Élèves aujourd’hui, citoyens éclairés demain
« On leur apprend de nouvelles méthodes et on essaie de les empêcher de bavarder », détaille Charline. « Il faut faire attention à ne pas créer trop de lien affectif, car les plus turbulents essaient d’en profiter », remarque pour sa part Élie. L’enrichissement est réciproque. « On apprend à gérer un groupe, à s’exprimer à haute voix. Ça nous donne confiance en nous », ajoute Hélène.
Les résultats sont probants. « Il y a moins d’appréhension le premier jour pour les 6e, et moins de passage^s dans le bureau du CPE », note Aurélien Berthault.
Outre cet axe de tutorat, un « conseil de vie collégienne », composé de différentes commissions, encourage les élèves à participer activement à la vie scolaire de l’établissement. Qui, plus que jamais, devient « leur » établissement. « Quand on se sent bien au collège, on travaille mieux », rappelle le principal adjoint, Franck Lucea.
L’initiative de Lucie-Aubrac a été récemment distinguée par les pontes de l’Éducation Nationale, avec un « Prix du Vivre Ensemble ». Ce vendredi, le recteur de l’académie s’est déplacé en personne pour saluer ce projet complexe et collectif, « qui gagnerait à essaimer dans d’autres établissements ». Alors que la réforme des collèges fait débat, son message n’est pas anodin : « Il y a une relation forte entre éducation et instruction. Ce lien est, ici, une continuité naturelle. La chaîne de confiance instaurée entre enseignants et élèves d’une part, et entre les élèves eux-mêmes d’autre part, est un ressort de bons résultats. C’est d’autant plus intéressant, que le collège est notre maillon faible. C’est à ce niveau que les écarts se creusent, et que certains élèves décrochent. » Fort de ses vertus de cohésion et d’entraide, le système inventé par Lucie-Aubrac porte en lui un début d’antidote.
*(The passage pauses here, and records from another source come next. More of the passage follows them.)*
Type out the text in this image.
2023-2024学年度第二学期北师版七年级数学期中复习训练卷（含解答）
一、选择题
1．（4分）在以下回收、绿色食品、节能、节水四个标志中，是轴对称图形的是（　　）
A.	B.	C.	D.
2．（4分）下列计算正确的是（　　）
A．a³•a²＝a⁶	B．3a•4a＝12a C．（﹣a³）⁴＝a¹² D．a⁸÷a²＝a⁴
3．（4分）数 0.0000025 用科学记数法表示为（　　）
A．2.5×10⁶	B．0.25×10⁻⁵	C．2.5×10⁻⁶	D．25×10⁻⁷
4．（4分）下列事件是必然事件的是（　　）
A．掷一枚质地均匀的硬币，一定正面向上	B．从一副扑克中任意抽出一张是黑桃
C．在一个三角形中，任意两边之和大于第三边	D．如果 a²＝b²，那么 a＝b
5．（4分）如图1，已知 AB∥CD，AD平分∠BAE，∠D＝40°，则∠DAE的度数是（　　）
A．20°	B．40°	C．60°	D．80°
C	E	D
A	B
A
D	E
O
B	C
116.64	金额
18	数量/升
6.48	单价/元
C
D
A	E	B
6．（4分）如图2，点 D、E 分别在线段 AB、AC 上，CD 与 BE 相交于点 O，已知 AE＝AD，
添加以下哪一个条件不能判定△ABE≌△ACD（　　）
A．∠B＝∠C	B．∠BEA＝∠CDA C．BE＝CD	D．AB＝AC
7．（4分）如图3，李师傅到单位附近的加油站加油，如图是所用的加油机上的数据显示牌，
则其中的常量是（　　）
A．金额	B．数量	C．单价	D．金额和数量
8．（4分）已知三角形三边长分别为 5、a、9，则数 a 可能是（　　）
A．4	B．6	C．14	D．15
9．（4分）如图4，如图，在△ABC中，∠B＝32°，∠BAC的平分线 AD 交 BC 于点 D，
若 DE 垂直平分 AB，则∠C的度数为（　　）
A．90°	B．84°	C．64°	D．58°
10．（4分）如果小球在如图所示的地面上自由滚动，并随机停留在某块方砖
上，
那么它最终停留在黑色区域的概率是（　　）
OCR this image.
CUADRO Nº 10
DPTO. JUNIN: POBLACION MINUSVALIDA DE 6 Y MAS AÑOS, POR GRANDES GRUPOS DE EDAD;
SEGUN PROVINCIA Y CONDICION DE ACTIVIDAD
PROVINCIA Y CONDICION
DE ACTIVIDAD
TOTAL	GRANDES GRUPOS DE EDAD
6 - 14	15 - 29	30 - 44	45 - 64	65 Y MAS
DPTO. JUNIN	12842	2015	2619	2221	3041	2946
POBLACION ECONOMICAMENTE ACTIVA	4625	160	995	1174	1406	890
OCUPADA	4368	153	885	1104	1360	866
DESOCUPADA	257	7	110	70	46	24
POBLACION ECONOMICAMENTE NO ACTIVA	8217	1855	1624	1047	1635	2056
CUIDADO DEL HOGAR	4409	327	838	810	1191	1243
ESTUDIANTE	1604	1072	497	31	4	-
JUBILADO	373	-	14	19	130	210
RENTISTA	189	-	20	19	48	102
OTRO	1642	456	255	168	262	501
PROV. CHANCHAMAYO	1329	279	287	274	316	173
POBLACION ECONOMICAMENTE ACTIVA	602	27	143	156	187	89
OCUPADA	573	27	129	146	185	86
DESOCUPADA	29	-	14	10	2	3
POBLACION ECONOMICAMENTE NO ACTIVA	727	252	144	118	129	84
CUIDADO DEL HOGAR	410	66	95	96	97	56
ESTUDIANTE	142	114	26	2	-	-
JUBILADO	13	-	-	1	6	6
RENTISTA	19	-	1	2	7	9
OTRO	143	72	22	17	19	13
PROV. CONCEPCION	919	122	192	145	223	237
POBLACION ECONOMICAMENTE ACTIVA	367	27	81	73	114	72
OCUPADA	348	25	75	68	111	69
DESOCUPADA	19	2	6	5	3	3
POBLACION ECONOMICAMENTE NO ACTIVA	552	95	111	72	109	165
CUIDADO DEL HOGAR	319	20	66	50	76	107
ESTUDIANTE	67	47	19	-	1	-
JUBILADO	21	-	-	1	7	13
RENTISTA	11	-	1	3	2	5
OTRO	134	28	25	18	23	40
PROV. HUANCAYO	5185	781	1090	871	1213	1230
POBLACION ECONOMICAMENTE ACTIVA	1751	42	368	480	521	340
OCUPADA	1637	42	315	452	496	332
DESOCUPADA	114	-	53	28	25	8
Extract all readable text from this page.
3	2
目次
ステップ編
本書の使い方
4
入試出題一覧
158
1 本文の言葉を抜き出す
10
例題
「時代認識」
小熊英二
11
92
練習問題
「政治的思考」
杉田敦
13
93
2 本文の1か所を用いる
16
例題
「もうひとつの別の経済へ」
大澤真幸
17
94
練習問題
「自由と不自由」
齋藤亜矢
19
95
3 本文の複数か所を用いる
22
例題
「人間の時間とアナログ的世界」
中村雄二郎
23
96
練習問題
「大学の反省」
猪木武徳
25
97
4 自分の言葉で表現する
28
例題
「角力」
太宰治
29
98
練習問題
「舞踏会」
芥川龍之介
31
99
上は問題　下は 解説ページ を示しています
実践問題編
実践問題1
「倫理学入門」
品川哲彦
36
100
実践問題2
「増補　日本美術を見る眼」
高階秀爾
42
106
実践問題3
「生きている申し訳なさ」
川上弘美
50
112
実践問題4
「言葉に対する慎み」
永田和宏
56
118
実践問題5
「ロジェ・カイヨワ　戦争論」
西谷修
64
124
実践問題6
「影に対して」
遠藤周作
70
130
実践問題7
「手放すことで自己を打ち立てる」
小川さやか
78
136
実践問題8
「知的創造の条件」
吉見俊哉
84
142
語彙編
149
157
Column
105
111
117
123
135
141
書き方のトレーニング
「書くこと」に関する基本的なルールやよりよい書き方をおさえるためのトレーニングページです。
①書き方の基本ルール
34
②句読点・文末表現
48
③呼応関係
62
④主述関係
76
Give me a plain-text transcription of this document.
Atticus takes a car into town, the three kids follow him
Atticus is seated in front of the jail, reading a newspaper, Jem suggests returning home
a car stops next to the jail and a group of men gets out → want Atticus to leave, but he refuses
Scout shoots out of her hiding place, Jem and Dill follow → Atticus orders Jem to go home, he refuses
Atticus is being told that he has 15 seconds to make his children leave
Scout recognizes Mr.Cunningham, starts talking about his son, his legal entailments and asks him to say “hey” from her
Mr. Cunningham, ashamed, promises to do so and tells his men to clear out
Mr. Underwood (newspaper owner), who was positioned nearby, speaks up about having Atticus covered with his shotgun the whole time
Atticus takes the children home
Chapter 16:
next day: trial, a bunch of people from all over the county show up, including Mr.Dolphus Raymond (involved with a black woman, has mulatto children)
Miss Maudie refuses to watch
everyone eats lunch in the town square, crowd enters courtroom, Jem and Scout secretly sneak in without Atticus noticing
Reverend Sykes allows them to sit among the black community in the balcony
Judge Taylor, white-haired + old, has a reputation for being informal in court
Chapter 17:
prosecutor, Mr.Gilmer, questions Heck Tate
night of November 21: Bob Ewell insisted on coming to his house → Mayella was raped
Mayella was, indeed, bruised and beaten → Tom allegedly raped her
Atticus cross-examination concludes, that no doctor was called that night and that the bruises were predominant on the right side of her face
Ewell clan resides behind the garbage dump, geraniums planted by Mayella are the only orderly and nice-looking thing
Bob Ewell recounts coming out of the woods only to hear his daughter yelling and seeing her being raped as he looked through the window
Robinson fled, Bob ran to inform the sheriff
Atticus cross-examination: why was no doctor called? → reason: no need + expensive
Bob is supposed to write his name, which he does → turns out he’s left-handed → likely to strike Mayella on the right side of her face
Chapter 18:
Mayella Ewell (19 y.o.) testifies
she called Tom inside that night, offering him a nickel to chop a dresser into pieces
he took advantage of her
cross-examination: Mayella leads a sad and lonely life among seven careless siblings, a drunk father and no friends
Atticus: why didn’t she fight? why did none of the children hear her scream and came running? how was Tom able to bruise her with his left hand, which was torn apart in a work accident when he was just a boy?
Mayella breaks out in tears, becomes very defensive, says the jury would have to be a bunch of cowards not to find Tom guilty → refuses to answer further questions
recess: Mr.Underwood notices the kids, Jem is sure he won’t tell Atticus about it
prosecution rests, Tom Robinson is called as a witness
Alors ? Les jeunes au pouvoir, les vieux au placard ? Aurélien Berthault nuance : « Ce qui est paradoxal, c’est que la construction de l’autonomie des élèves nécessite beaucoup d’adultes ». De l’agent d’entretien au cuisinier, tout le personnel est impliqué dans la danse.
L’intérêt pédagogique est réel, comme le prouvent ces coups de fil de plusieurs autres collèges du pays. Certains veulent des renseignements, d’autres demandent même à visiter l’établissement du Haut-Doubs. « Cette reconnaissance nous fait plaisir, mais on réfléchit déjà à la suite », conclut Aurélien Berthaut. Car le fonctionnement initié depuis peu à Lucie-Aubrac reste évolutif. Comme tout bon fonctionnement.